Pangea Mazut (Rafał Spórna) - największe tegoroczne odkrycie i zaskoczenie. Pełnoprawne, ciekawe SF, a nie takie pitu pitu jakie najczęściej dostajemy w komiksach, że się gonią, strzelają i latają tyle, że w kosmosie
Momentami słabsze rysunkowo, ale nadrabia pomysłami i tym jak świetnie całość rozrzuconych w czasie i przestrzeni opowieści na końcu się spina i prowadzi do ciekawego finału.
3.
Wilq Superbohater (bracia Minkiewicz) - od roku-dwóch Wilq wrócił na najwyższy poziom.

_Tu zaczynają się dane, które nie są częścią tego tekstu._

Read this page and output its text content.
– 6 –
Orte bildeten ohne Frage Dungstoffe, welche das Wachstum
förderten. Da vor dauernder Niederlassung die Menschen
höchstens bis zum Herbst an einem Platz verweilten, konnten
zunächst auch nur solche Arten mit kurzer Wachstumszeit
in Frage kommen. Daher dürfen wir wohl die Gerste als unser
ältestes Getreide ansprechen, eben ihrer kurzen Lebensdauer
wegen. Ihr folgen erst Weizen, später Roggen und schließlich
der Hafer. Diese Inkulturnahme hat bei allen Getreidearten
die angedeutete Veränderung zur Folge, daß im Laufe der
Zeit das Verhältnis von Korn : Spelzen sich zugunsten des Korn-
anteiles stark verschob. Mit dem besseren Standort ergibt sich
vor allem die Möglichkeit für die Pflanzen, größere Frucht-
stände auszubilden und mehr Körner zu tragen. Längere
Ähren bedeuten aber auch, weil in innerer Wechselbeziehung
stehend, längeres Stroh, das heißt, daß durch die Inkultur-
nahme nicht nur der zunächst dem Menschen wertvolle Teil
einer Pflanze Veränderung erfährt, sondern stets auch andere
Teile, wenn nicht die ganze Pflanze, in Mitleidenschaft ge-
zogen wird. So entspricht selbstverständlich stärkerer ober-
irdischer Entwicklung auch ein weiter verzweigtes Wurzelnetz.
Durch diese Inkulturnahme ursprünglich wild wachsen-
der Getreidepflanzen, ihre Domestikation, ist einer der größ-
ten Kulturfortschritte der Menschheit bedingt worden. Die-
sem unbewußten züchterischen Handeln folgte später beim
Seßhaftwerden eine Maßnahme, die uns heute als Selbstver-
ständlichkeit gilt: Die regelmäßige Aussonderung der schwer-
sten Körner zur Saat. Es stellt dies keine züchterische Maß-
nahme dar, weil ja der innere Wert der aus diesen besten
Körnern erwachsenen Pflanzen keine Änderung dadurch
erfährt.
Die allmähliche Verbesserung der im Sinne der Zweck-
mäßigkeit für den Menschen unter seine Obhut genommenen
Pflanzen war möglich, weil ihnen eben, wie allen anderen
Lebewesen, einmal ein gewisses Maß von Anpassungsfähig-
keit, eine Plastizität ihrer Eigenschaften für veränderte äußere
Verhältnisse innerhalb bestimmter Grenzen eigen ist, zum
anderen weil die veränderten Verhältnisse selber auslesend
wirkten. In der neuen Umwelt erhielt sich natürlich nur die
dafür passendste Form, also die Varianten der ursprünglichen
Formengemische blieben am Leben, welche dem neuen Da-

Masa celnych nawiązań do współczesnych tematów, coraz mocniej rozbudowane historie (co działa bardzo dobrze) i humor.
4.
One Cloud (Rafał Spórna) - szorcik, lepszy, bardziej spójny graficznie od Pangei. W fabule łatwo znaleźć nawiązania do znanych tytułów, ale autor dorzuca też coś od siebie.
5.
Archiwum Ekspansji (Marek Turek) - kondycja ludzkości oddana za pomocą 8 czy 9 czterostronnicowych historii. "Ostatnia szychta" - najmocniejsza i najlepsza historia.
6.
Fastnachtspiel (Marek Turek) - świetny graficznie (choć chyba mogło być lepiej przy innym papierze taki Mr. Silence jest wydany dużo ładniej). Wciąga i czyta się szybko i płynnie. Choć po zachwytach jakie nad tym komiksem czytałem spodziewałem się ciut więcej.
7.
6 najczęściej popełnianych przez początkujących rysowników komiksowych błędów i jak je naprawić! (Spell) - mała perełka. Dowcipne, świetne rysunki. Dobrze, że w tym roku dostaniemy już pełnoprawny komiks Spella
8.
Złe sny (Janek Koza) - "bazgroły" + historie z życia wzięte przecedzone przez umysł JK = świetny komiks.
9.
Epoch Escape (Rafał Spórna) - kolejny kawał dobrego SF (choć z zaskakującym początkiem - ciut za długim, bo pozostaje mniej miejsca na ciekawszą końcowkę).
10.
Mr. Silence (Marek Turek) - historyjki pretekstowe, zresztą niektóre motywy za dużo razy się powtarzają, ale jak to jest narysowane. Petarda.
11.
Słodkie chłopaki (Piotr Marzec)
12.
9 milimetrów (Clarence Weatherspoon) - fajne graficznie, ale nie broni się niestety jako samodzielna opowieść, bardziej jako wstęp do czegoś większego (nawet porządnego cliffhangera na końcu brakuje).
13.
Malutki lisek i wielki dzik (Berenika Kołomycka) - pewnie powinien trafić do pierwszej "10", ale jestem z synem dopiero na 4 tomie (2019) to nie będe oszukiwał
Dla niego fajne historyjki w większości z fajnym przesłaniem, dla mnie świetne malunki.
14.
Beletrystyka nienagradzona (Robert Siennicki)
15.
Jeśli zrobisz to teraz, to co będzie zaraz? (Bartosz Sztybor, Piotr Nowacki)
Nie brałem pod uwagę antologii (KKK, Lem od Domu Literatury), czasopism, wznowień Kajka i Kokosza czy Klossa itp.